Quindi i comuni che forniscono più servizi di mensa hanno ricevuto un doppio vantaggio rispetto a quelli dove il tempo pieno a scuola non c'è, perché hanno risparmiato i costi del servizio e hanno ricevuto un rimborso sostanzioso (il 70%) per le mancate entrate. Com'è noto, il tempo pieno e i servizi scolastici in generale hanno una distribuzione molto diseguale sul territorio per cui questo doppio bonus sui servizi individuali sfiora appena il Mezzogiorno. Si dà il caso che i 3 miliardi complessivi del fondo non sono sufficienti a coprire tutte le mancate entrate dei Comuni per cui una volta pagato il bonus per i servizi scolastici (finito quasi tutto al Nord) sono rimasti meno fondi per rimborsare davvero le minori entrate comunali e, soprattutto, per garantire l'erogazione dei servizi essenziali (sociali, di trasporto, di manutenzione, sicurezza) che al Sud sono notoriamente deficitari. E così tra le grandi città spiccano i 210 euro per abitante di Venezia, 187 di Milano, 134 di Firenze, 116 di Brescia. Roma invece si ferma a 65 euro per residente. E nel Mezzogiorno la differenza con i comuni del Nord è abissale: 56 euro a testa a Salerno, 45 euro a Bari, 42 a Napoli, 29 a Catania, 28 a Palermo, 21 a Messina. Per i servizi essenziali un messinese riceve un decimo di un veneziano.
 


Va chiarito un punto: il fondo deve coprire le minori entrate comunali (tendendo conto delle minori uscite) per cui è chiaro che i comuni con forti entrate fiscali hanno ricevuto i cali più consistenti. E quindi è ovvio che il fondo avrebbe dovuto ristorare soprattutto le aree più agiate. Ma con il trucco dei servizi individuali si è modificato lo spirito del contributo pubblico, trasformandolo in un premio per chi storicamente forniva più servizi ai cittadini. Il valore di questo premio, tecnicamente e moralmente ingiustificato, è di 300 milioni.

Non è il solo caso di utilizzo orientato dei parametri di fronte alla sfida Covid.
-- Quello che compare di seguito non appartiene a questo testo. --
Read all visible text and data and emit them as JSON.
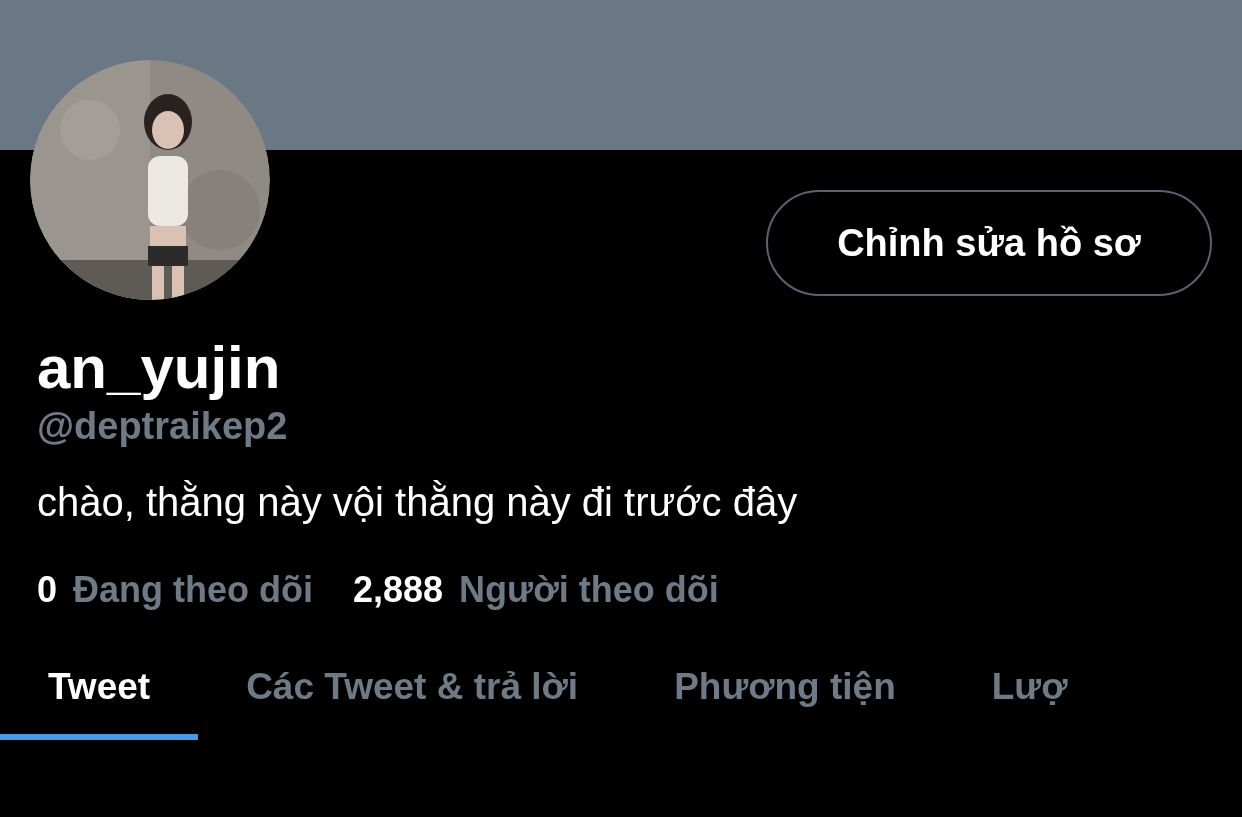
{
  "profile": {
    "edit_button": "Chỉnh sửa hồ sơ",
    "display_name": "an_yujin",
    "handle": "@deptraikep2",
    "bio": "chào, thằng này vội thằng này đi trước đây"
  },
  "stats": [
    {
      "count": "0",
      "label": "Đang theo dõi"
    },
    {
      "count": "2,888",
      "label": "Người theo dõi"
    }
  ],
  "tabs": [
    {
      "label": "Tweet",
      "selected": true
    },
    {
      "label": "Các Tweet & trả lời",
      "selected": false
    },
    {
      "label": "Phương tiện",
      "selected": false
    },
    {
      "label": "Lượ",
      "selected": false
    }
  ]
}
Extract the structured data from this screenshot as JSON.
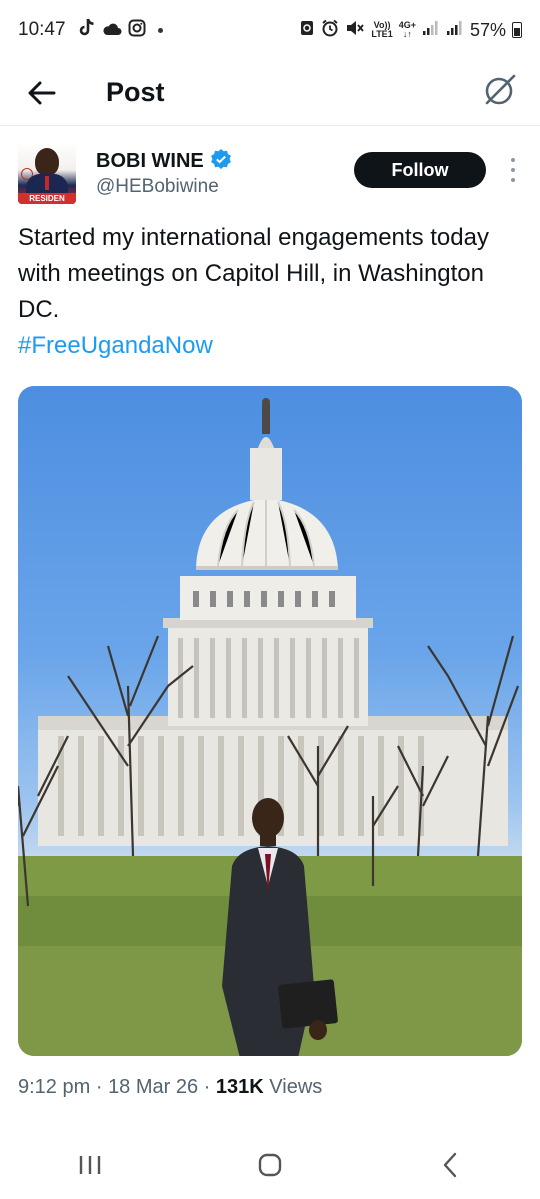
{
  "status_bar": {
    "time": "10:47",
    "left_icons": [
      "tiktok-icon",
      "cloud-icon",
      "instagram-icon"
    ],
    "net_top": "Vo))",
    "net_bottom": "LTE1",
    "net2_top": "4G+",
    "battery": "57%"
  },
  "header": {
    "title": "Post"
  },
  "author": {
    "name": "BOBI WINE",
    "handle": "@HEBobiwine",
    "verified": true,
    "avatar_banner": "RESIDEN",
    "follow_label": "Follow"
  },
  "tweet": {
    "text": "Started my international engagements today with meetings on Capitol Hill, in Washington DC.",
    "hashtag": "#FreeUgandaNow"
  },
  "meta": {
    "time": "9:12 pm",
    "sep1": "·",
    "date": "18 Mar 26",
    "sep2": "·",
    "views_count": "131K",
    "views_label": "Views"
  },
  "colors": {
    "accent": "#1d9bf0",
    "text": "#0f1419",
    "secondary": "#536471",
    "follow_bg": "#0f1419"
  }
}
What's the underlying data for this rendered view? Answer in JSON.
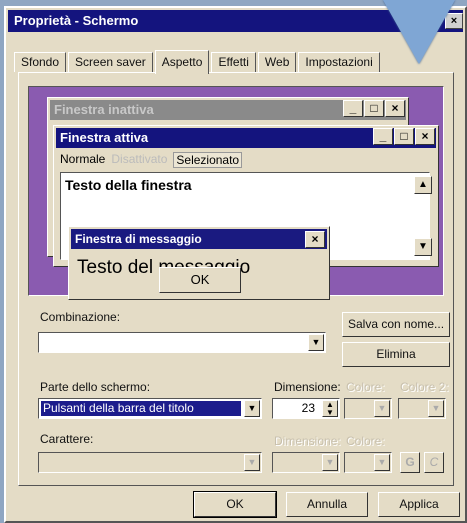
{
  "window": {
    "title": "Proprietà - Schermo",
    "close_glyph": "×"
  },
  "tabs": [
    {
      "label": "Sfondo"
    },
    {
      "label": "Screen saver"
    },
    {
      "label": "Aspetto",
      "active": true
    },
    {
      "label": "Effetti"
    },
    {
      "label": "Web"
    },
    {
      "label": "Impostazioni"
    }
  ],
  "preview": {
    "inactive_title": "Finestra inattiva",
    "active_title": "Finestra attiva",
    "menu_normal": "Normale",
    "menu_disabled": "Disattivato",
    "menu_selected": "Selezionato",
    "window_text": "Testo della finestra",
    "msg_title": "Finestra di messaggio",
    "msg_text": "Testo del messaggio",
    "msg_ok": "OK",
    "cap_min": "_",
    "cap_max": "□",
    "cap_close": "×"
  },
  "form": {
    "scheme_label": "Combinazione:",
    "scheme_value": "",
    "save_as": "Salva con nome...",
    "delete": "Elimina",
    "item_label": "Parte dello schermo:",
    "item_value": "Pulsanti della barra del titolo",
    "size_label": "Dimensione:",
    "size_value": "23",
    "color_label": "Colore:",
    "color2_label": "Colore 2:",
    "font_label": "Carattere:",
    "font_size_label": "Dimensione:",
    "font_color_label": "Colore:",
    "bold": "G",
    "italic": "C"
  },
  "footer": {
    "ok": "OK",
    "cancel": "Annulla",
    "apply": "Applica"
  },
  "colors": {
    "titlebar_active": "#14147e",
    "desktop_preview": "#8a5bb0",
    "dialog_face": "#e4dcc6",
    "decor_triangle": "#7fa6d4"
  }
}
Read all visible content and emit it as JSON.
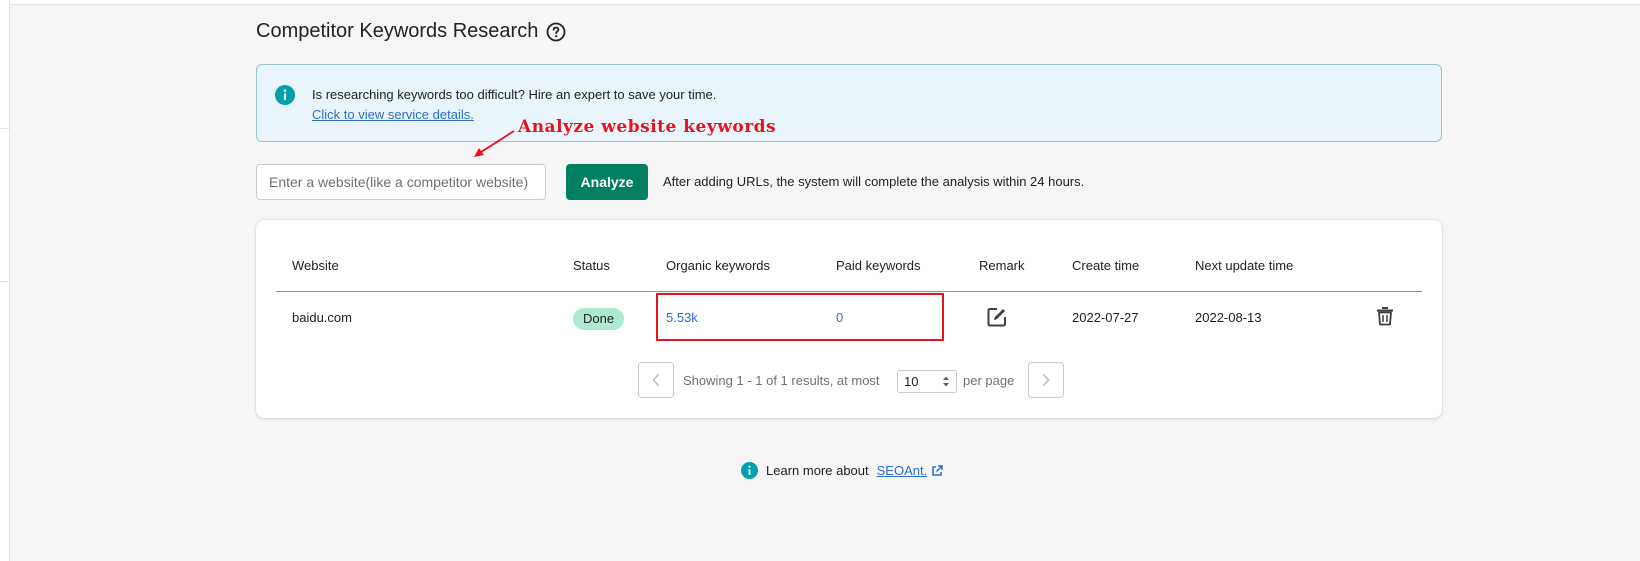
{
  "page": {
    "title": "Competitor Keywords Research"
  },
  "banner": {
    "message": "Is researching keywords too difficult? Hire an expert to save your time.",
    "link_text": "Click to view service details."
  },
  "annotation": {
    "label": "Analyze website keywords",
    "color": "#e8111c"
  },
  "analyze_form": {
    "placeholder": "Enter a website(like a competitor website)",
    "value": "",
    "button_label": "Analyze",
    "note": "After adding URLs, the system will complete the analysis within 24 hours."
  },
  "table": {
    "headers": [
      "Website",
      "Status",
      "Organic keywords",
      "Paid keywords",
      "Remark",
      "Create time",
      "Next update time"
    ],
    "rows": [
      {
        "website": "baidu.com",
        "status": "Done",
        "organic_keywords": "5.53k",
        "paid_keywords": "0",
        "remark_icon": "edit-icon",
        "create_time": "2022-07-27",
        "next_update_time": "2022-08-13",
        "action_icon": "trash-icon"
      }
    ]
  },
  "pagination": {
    "summary": "Showing 1 - 1 of 1 results, at most",
    "per_page_value": "10",
    "per_page_suffix": "per page"
  },
  "footer": {
    "prefix": "Learn more about",
    "link_text": "SEOAnt."
  },
  "colors": {
    "primary_button": "#008060",
    "link": "#2c6ecb",
    "info_icon": "#00a0ac",
    "badge_success": "#aee9d1",
    "highlight": "#e8111c"
  }
}
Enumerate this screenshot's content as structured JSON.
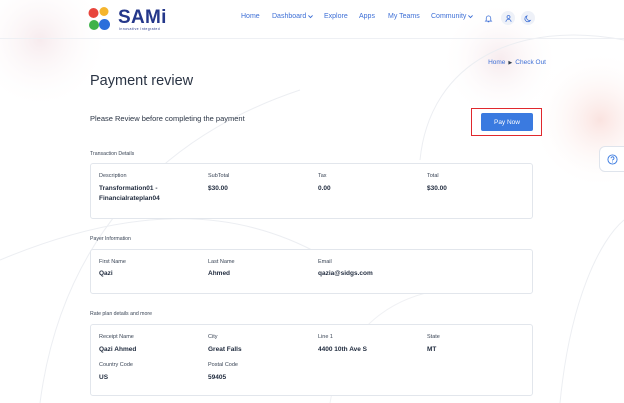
{
  "brand": {
    "name": "SAMi",
    "tagline": "Innovative Integrated",
    "logo_colors": [
      "#e8453c",
      "#f5b52e",
      "#3fb24a",
      "#2a6fdb"
    ]
  },
  "nav": {
    "items": [
      {
        "label": "Home",
        "caret": false
      },
      {
        "label": "Dashboard",
        "caret": true
      },
      {
        "label": "Explore",
        "caret": false
      },
      {
        "label": "Apps",
        "caret": false
      },
      {
        "label": "My Teams",
        "caret": false
      },
      {
        "label": "Community",
        "caret": true
      }
    ],
    "icons": [
      "bell-icon",
      "user-icon",
      "moon-icon"
    ]
  },
  "breadcrumb": {
    "home": "Home",
    "current": "Check Out"
  },
  "page": {
    "title": "Payment review",
    "subtitle": "Please Review before completing the payment",
    "pay_button": "Pay Now"
  },
  "transaction": {
    "title": "Transaction Details",
    "headers": {
      "description": "Description",
      "subtotal": "SubTotal",
      "tax": "Tax",
      "total": "Total"
    },
    "description": "Transformation01 - Financialrateplan04",
    "subtotal": "$30.00",
    "tax": "0.00",
    "total": "$30.00"
  },
  "payer": {
    "title": "Payer Information",
    "headers": {
      "first_name": "First Name",
      "last_name": "Last Name",
      "email": "Email"
    },
    "first_name": "Qazi",
    "last_name": "Ahmed",
    "email": "qazia@sidgs.com"
  },
  "rate_plan": {
    "title": "Rate plan details and more",
    "headers": {
      "receipt_name": "Receipt Name",
      "city": "City",
      "line1": "Line 1",
      "state": "State",
      "country_code": "Country Code",
      "postal_code": "Postal Code"
    },
    "receipt_name": "Qazi Ahmed",
    "city": "Great Falls",
    "line1": "4400 10th Ave S",
    "state": "MT",
    "country_code": "US",
    "postal_code": "59405"
  },
  "help": {
    "icon": "question-circle-icon"
  },
  "colors": {
    "accent": "#3a7ae0",
    "link": "#3d6fd6",
    "highlight": "#e0282d",
    "brand_text": "#24378a"
  }
}
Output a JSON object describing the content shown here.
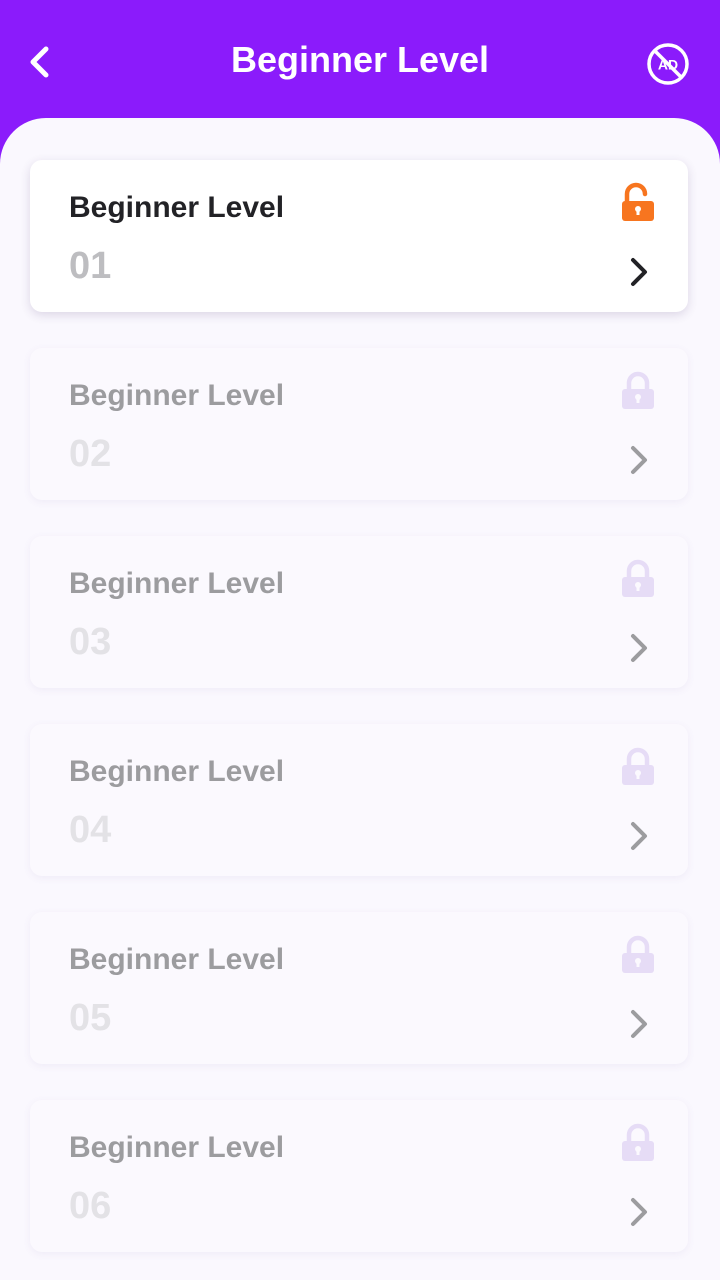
{
  "header": {
    "title": "Beginner Level",
    "back_icon": "chevron-left-icon",
    "noad_icon": "no-ads-icon",
    "noad_text": "AD"
  },
  "colors": {
    "header_bg": "#8b1bfb",
    "content_bg": "#faf8fe",
    "unlocked": "#f7751f",
    "locked": "#e6dcf6"
  },
  "levels": [
    {
      "label": "Beginner Level",
      "number": "01",
      "state": "unlocked"
    },
    {
      "label": "Beginner Level",
      "number": "02",
      "state": "locked"
    },
    {
      "label": "Beginner Level",
      "number": "03",
      "state": "locked"
    },
    {
      "label": "Beginner Level",
      "number": "04",
      "state": "locked"
    },
    {
      "label": "Beginner Level",
      "number": "05",
      "state": "locked"
    },
    {
      "label": "Beginner Level",
      "number": "06",
      "state": "locked"
    }
  ]
}
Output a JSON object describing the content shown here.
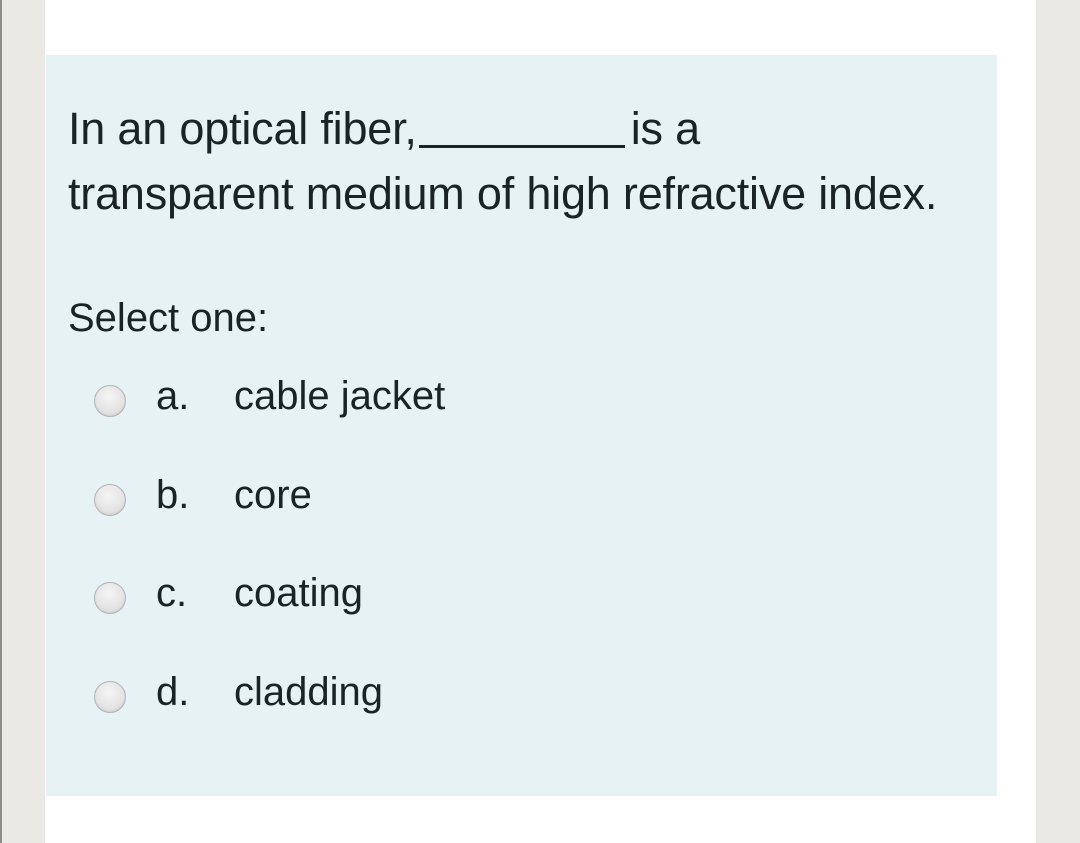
{
  "question": {
    "text_before_blank": "In an optical fiber,",
    "text_after_blank": "is a transparent medium of high refractive index.",
    "blank_label": "answer blank"
  },
  "prompt": "Select one:",
  "options": [
    {
      "letter": "a.",
      "text": "cable jacket",
      "selected": false
    },
    {
      "letter": "b.",
      "text": "core",
      "selected": false
    },
    {
      "letter": "c.",
      "text": "coating",
      "selected": false
    },
    {
      "letter": "d.",
      "text": "cladding",
      "selected": false
    }
  ],
  "colors": {
    "panel_background": "#e7f2f5",
    "text": "#1a2326",
    "side_strip": "#ebe9e5",
    "page_background": "#ffffff"
  }
}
Questo giornale ha già segnalato come il contributo per i commercianti dei centri storici introdotto nel decreto di Ferragosto sarà limitato ai capoluoghi di provincia con presenza di turisti stranieri superiore al 3% della popolazione (e ciò taglia fuori tutti i capoluoghi dell'Italia meridionale eccetto Matera) o ai comuni capoluogo di città metropolitane con presenza di turisti stranieri annuali pari almeno ai residenti (e ciò taglia fuori tra le 14 città metropolitane Reggio Calabria e Messina).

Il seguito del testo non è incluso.